ODETTA: That thing of “don’t see him,” I mean really. The attributes of the individual should be what’s looked at.

SUN: How deeply do you feel that racism has affected your life and career, and how have you dealt with it?

ODETTA: Let me tell you this story. Harry Belafonte was standing in for Johnny Carson on “The Johnny Carson Show” and he invited many of the popular black entertainers and artists. One reviewer thought that he was being racist. Now, these were people who had not been seen on Johnny Carson’s show when Johnny Carson was doing it, but Johnny Carson was never accused of being racist. We as blacks can be overlooked, even now, within the industry. I do know if I were white or orange with whatever it is that I have going for me, I would be right out there on the top of the heap — although I might not have the same things going for me if I were white or orange. I know that, and I’ve lived with that all through my life. At one point, it infuriated me that whatever talent I had was overlooked.

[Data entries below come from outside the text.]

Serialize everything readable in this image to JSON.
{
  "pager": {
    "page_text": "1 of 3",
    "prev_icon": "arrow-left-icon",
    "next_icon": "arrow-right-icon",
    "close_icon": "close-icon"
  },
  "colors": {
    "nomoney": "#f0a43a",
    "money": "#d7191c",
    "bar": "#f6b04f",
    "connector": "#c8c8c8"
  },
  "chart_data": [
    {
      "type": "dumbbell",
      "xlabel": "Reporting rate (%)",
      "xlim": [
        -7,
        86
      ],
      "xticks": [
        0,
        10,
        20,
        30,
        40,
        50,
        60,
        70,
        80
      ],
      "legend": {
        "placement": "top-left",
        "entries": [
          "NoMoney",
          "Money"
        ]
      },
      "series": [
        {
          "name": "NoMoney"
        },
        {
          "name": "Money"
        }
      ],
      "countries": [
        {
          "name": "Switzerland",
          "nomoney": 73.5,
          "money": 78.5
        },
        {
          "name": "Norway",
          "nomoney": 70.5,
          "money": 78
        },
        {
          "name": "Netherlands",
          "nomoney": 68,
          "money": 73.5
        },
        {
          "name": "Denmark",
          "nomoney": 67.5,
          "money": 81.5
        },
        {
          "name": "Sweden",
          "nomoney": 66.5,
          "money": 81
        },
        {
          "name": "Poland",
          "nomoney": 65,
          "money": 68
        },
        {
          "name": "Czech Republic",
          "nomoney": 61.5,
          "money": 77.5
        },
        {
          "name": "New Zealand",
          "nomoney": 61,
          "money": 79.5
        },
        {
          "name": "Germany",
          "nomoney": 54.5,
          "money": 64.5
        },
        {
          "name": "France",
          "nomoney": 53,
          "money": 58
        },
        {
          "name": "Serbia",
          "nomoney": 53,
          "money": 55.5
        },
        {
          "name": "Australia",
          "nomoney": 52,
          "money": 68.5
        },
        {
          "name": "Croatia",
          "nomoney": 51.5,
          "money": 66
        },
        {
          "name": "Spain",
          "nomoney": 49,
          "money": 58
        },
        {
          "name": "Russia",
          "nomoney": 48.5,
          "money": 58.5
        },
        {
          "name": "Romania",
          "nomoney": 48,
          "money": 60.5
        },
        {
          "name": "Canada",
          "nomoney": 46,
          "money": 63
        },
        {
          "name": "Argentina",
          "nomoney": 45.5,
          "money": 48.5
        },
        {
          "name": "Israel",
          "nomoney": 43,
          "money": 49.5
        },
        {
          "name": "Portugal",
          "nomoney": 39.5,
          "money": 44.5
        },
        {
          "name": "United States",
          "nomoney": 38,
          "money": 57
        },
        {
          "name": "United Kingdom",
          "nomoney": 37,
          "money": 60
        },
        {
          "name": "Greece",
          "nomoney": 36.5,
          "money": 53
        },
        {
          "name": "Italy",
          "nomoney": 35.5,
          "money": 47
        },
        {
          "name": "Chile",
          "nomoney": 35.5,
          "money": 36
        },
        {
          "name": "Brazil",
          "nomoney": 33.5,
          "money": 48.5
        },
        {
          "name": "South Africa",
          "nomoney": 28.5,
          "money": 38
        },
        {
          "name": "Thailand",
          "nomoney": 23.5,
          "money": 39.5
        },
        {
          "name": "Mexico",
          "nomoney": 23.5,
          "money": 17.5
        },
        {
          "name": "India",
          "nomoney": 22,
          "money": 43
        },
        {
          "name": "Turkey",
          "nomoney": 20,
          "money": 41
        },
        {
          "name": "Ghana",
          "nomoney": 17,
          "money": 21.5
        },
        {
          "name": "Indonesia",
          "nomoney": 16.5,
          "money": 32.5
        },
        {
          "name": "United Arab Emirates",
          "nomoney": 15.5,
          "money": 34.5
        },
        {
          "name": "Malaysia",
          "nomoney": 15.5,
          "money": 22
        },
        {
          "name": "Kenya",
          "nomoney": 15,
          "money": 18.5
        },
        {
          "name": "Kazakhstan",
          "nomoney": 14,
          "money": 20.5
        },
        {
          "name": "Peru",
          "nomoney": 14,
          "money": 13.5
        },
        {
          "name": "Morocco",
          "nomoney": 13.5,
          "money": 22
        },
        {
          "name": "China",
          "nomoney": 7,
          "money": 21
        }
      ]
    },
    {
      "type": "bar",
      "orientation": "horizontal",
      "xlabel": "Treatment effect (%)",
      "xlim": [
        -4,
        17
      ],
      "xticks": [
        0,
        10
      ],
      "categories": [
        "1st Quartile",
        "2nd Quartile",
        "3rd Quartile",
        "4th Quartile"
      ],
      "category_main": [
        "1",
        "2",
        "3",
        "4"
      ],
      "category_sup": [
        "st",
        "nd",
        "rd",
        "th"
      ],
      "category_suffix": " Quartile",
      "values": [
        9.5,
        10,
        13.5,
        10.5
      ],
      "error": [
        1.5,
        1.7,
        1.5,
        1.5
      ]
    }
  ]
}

There was one time in Nashville, when Joan Baez was there recording. She came over to see me at the club where I was working, and after the performance we were talking. I said, “You know, it’s about time that I told you some of the things that I feel. I would not want to cut down on the popularity that you have, but there are times when I get insane with fury when I see how this system is working on us.” And she said, “I know exactly what you mean.” I had to do that because my resentment toward the system was getting ready to show itself in my relationship with her, and she had nothing to do with it.

SUN: Despite the system, do you consider yourself a success?

ODETTA: Yes, but I’ve always been a success. I’ve always had audiences to sing for. Now, I have to sing for more and more people, but I never felt unsuccessful.

SUN: What advice do you have for people trying to develop their singing ability?

ODETTA: I give singing lessons but my feeling is that when we’re born, the first thing we do is take a breath. Nobody needs to teach us how to breathe. That’s a natural thing. The second thing we do is make a sound. You see little kids running around all day long screaming and hollering. They never come up with sore throats. So really, in voice lessons, all I do is remind the person of what it is that is happening. And to stay away from the throat.

SUN: The voice comes from deeper down?

ODETTA: The diaphragm is like the bellows. The face is like the sounding board. And you leave the strings or the vocal chords alone. When I was giving voice lessons at my home in New York, a great part of the voice lesson had to do with philosophies — theirs and mine. Because what is it you’re going to project? You can play the notes on a piano, but as we are singing and interpreting a song, it’s coming out of our experience. I encourage them to gamble on what it is they feel, and just put it out there. A response, positive or negative, will always come after you’ve done what you’ve got to do.

SUN: Is there a story behind the crystal on your forehead?

ODETTA: For some reason, years ago, I started wearing a band around there, but that seemed to smother me. One day, there was a little something that I’d broken off of something else. I put a wire in it and twisted it and put it in the middle of my forehead. Kids will ask me what it is and I’ll say, “That’s my third eye.” They’ll say, “Can you really see through it?” Or they’ll say, “How do you put that in?” I tell them, “Well, I went and got an operation, and I had a hole put in my head.” “You did!” And I say, “Don’t believe that!” Crystals are healing things. They bring in energies. We live in an incredible time when the power of crystals and other more wholistic views are possible to come by. I think we are even getting close to the time when a man and a woman can really sit down and talk to each other and get past the decals, really be able to work together.

SUN: Close to the time? Not quite yet?

ODETTA: There are individuals who are doing it now. And I think that it will happen more and more. And the more it happens, the more encouraging it will be. We have all inherited stuff that’s not necessarily our own. Then we find ourselves defending it. [Laughs.] And we’re in a time when men aren’t as threatened, and when we as women don’t have to threaten. We understand that this is, after all, the world we grew up in and we can change it.